Monday, April 6, 2009

New York Times Review: Yonder is the Clock


THE FELICE BROTHERS
“Yonder Is the Clock”
(Team Love)

Death and disaster loom in the songs on the Felice Brothers’ latest album, “Yonder Is the Clock.” That’s not new for this Americana band, which includes three brothers from the Catskills town of Palenville, N.Y.: Ian Felice on guitar and lead vocals, James on keyboards and Simone on drums.

Starting with their 2006 debut album, “Through These Reins and Gone,” the Felice Brothers have come up with surreal story-songs about drinking, drugs, heartache and firearms, with hints of a Christian search for faith. Their previous albums were largely on the somber side, steeped in the upstate gravity of the Band.

But on “Yonder Is the Clock,” the Felice Brothers loosen up, making room for absurdity as well as the travails they sing about. The opening song, “The Big Surprise,” holds both; the only sure thing is that the surprise won’t be a happy one.

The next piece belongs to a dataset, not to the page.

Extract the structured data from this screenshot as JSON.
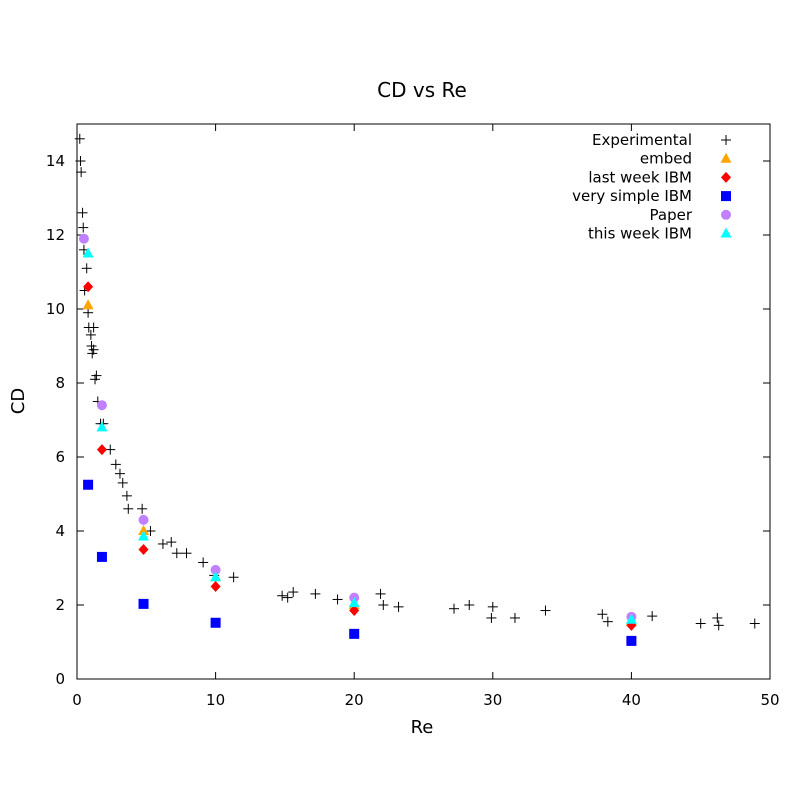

With a voice that’s in the wheezy territory of Bob Dylan, sometimes straying toward Tom Waits, Ian Felice can sound haggard and weary or so punch-drunk that nothing could faze him further. “I died in Penn Station tonight,” he sings in “Penn Station,” with his voice leaping into a wobbly falsetto on “died.” He has to choose between trains bound for heaven or hell.

In “Chicken Wire” he sings, “Very soon I will be/In the deep blue sea/Wrapped in chicken wire/By my own device,” to a shuffle beat that clatters and ratchets as if the words were much more jovial. The dangerous characters in “Run Chicken Run” — “She’s the fairest of them all/She loves her Adderall/She’s kicking out the windows of your car” — arrive with a rockabilly backbeat, pumping accordion and hints of Cajun fiddle.

There are slower songs too, haunted by mortality, like “Sailor Song,” a waltz about the toll of war, or “Ambulance Man” and “Rise and Shine,” two deathbed vigils. They’re as serious as ever, but less steadfastly morose. On “Yonder Is the Clock,” it seems, there’s always a honky-tonk just down the road from the hospital.